If this all sounds a bit too 2020 for some of you, let me also say that the curation is *chef’s kiss*, building an amazing cumulative power from works that individually can feel slight. The show’s logic is that of the horror film. The sounds tug at your ear, luring you on and on — past the neon hanged man and his boner, past the clowns and cages — until, as with all horror, you’re face to face with a beast. A room full of them — spinning, angry, frightened bald heads yelling: ‘Feed Me, Eat Me, Anthropology’, ‘Help Me, Hurt Me, Sociology’, ‘Feed Me, Help Me, Eat Me, Hurt Me’. If social media has a subconscious, ‘Anthro/Socio (Rinde Spinning)’ (1992) is a prophetic portal into it.
Of course at the moment everything is video art. Everything is bad film. We’re overwhelmed with opportunities to watch art forms that have been squished into the tight jeans of livestreaming. And it’s deeply unattractive. Which is why video art is important. The Zoomification of the arts is a problem of form. We’re so used to being able to film anything, and being told all you need is a camera and laptop to do it, that we forget that not everything should be filmed. Or at least not until you’ve figured out a language for it. Video art reminds you to consider all parameters, just as poetry asks you to weigh up every syllable.
The Barbican’s current art show is stacked with video. An attempt to wrestle into some resurrectable shape the surreal, infectious, multi-dimensional choreography of Michael Clark, a Royal Ballet rebel who gathered round him some of wildest people alive in 1980s Britain. Though even the stiff archival films that you strain your eyes to watch on tiny screens will have fans salivating, it’s the feral video art that really captures this insane scene. I could have watched Clark in platforms, romper suit and bottle-green cap, bum out, jerking through a forest of egg-trees, ecstatic, spasmodic, electric, Mark E. Smith yelping away like a small dog, and Leigh Bowery, trussed up like a gimp, playing ‘Knees up Mother Brown’ on a white grand piano, all day. Dada came late to Britain, which at least meant it was captured on film by Charles Atlas in ‘Hail the New Puritan’ and Cerith Wyn Evans in his explosive early shorts. A show to bust through those Covid blues. Who needs Pfizer when you have Michael Clark?

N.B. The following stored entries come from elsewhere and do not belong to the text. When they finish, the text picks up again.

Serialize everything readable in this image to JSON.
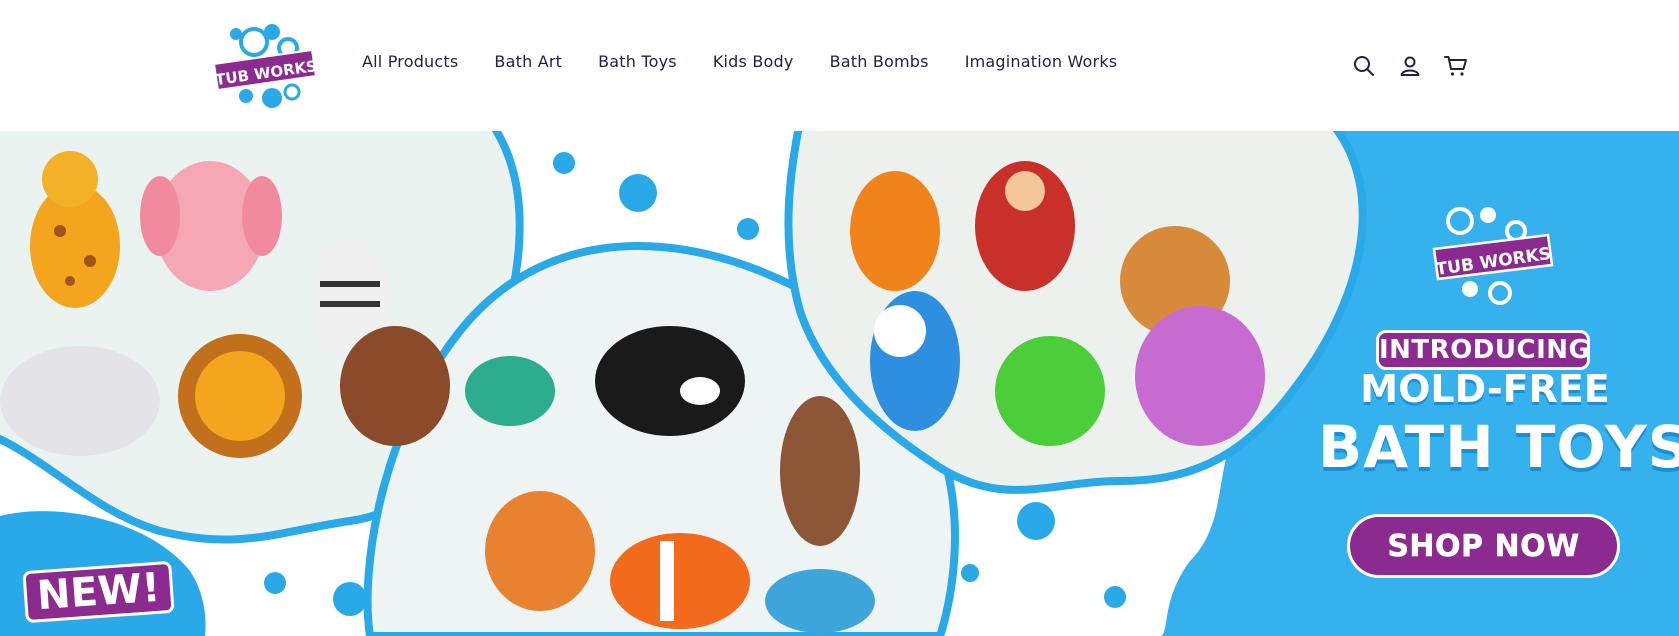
{
  "brand": {
    "name": "TUB WORKS",
    "primary_color": "#29a9e8",
    "accent_color": "#8c2b8f"
  },
  "nav": {
    "items": [
      {
        "label": "All Products"
      },
      {
        "label": "Bath Art"
      },
      {
        "label": "Bath Toys"
      },
      {
        "label": "Kids Body"
      },
      {
        "label": "Bath Bombs"
      },
      {
        "label": "Imagination Works"
      }
    ]
  },
  "header_icons": [
    "search-icon",
    "account-icon",
    "cart-icon"
  ],
  "banner": {
    "badge": "NEW!",
    "headline_1": "INTRODUCING",
    "headline_2": "MOLD-FREE",
    "headline_3": "BATH TOYS",
    "cta_label": "SHOP NOW"
  }
}
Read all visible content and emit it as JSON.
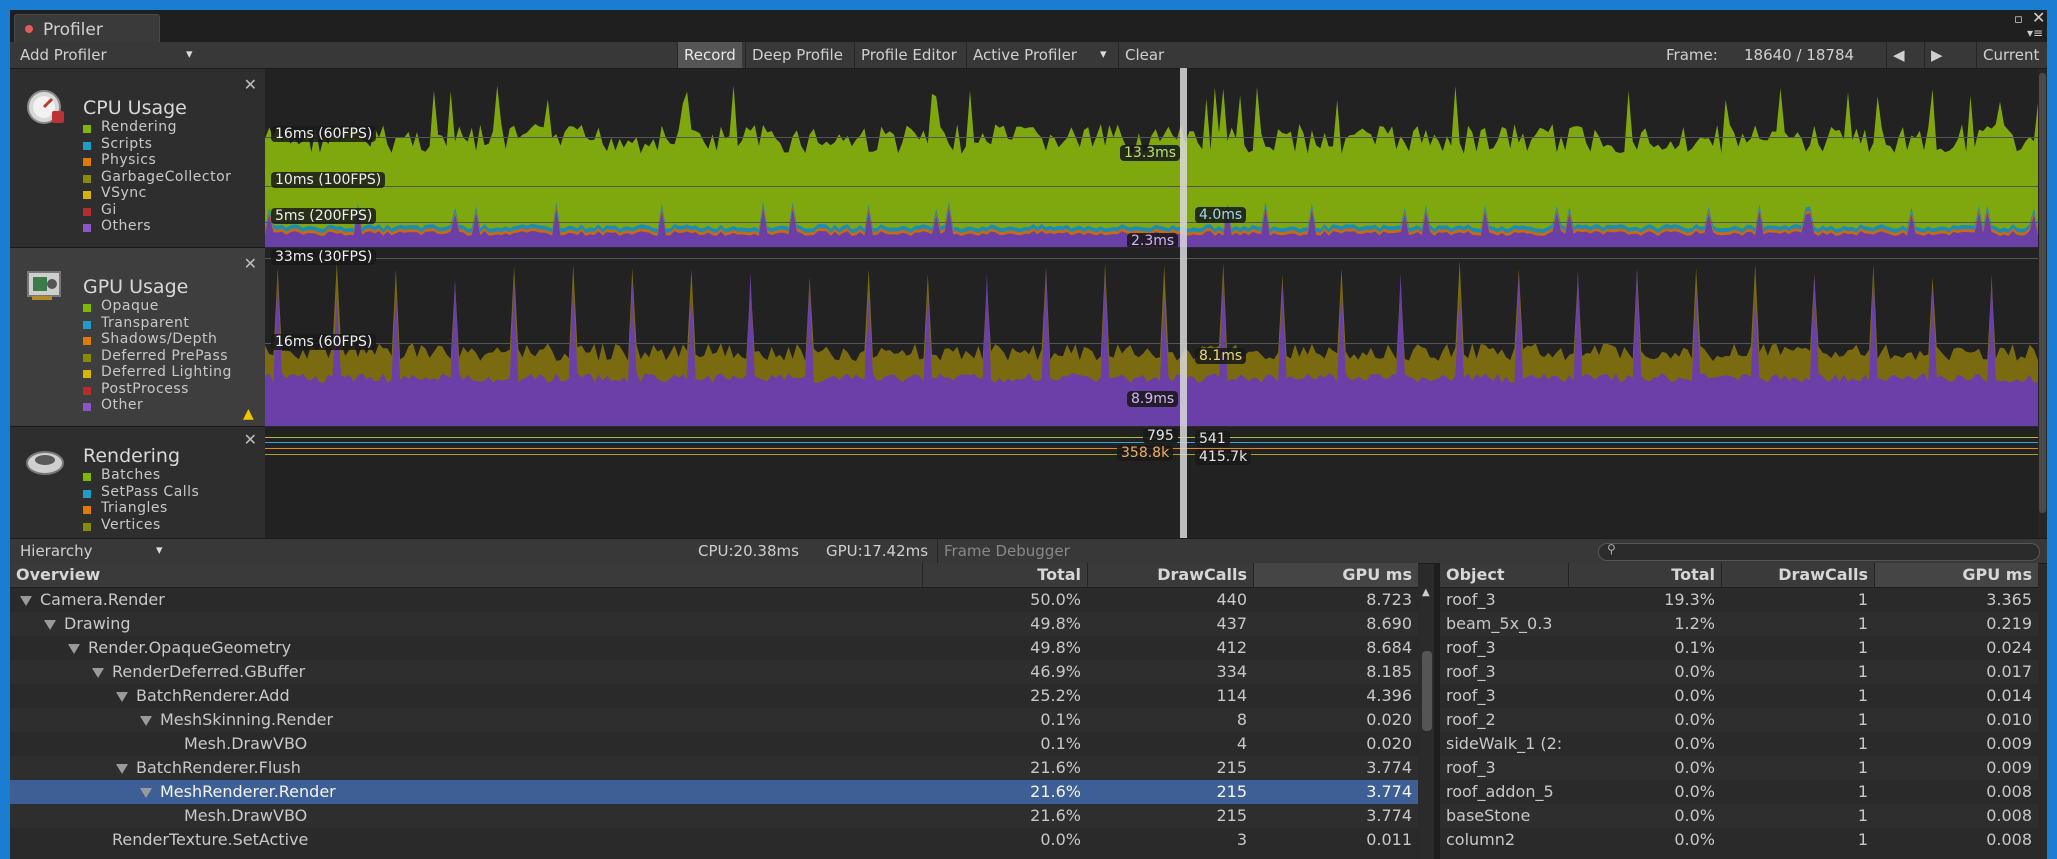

Video is an art form that feels unpopular, but isn’t. Take Sunday-night hit Lovers Rock. Artist-director Steve McQueen has often played it safe outside galleries. But the second in his Small Axe series was as audacious as TV drama gets. Never will you see a prime-time offering with so little plot receiving so much acclaim. Freed from story, McQueen could focus on mood, texture, the detailed intimacies, strategies, scansion and grammar of a dance floor. This was an 1980s house party that you could really feel, through hands, hips, sweat, scent and song. Sensual, durational, musicological, this was video art in all but name, closer to the work of Ragnar Kjartansson than Russell T. Davies. And it showed how transcendental TV could be if it just stopped trying to bribe with cheap stories those too lazy to read books (like me).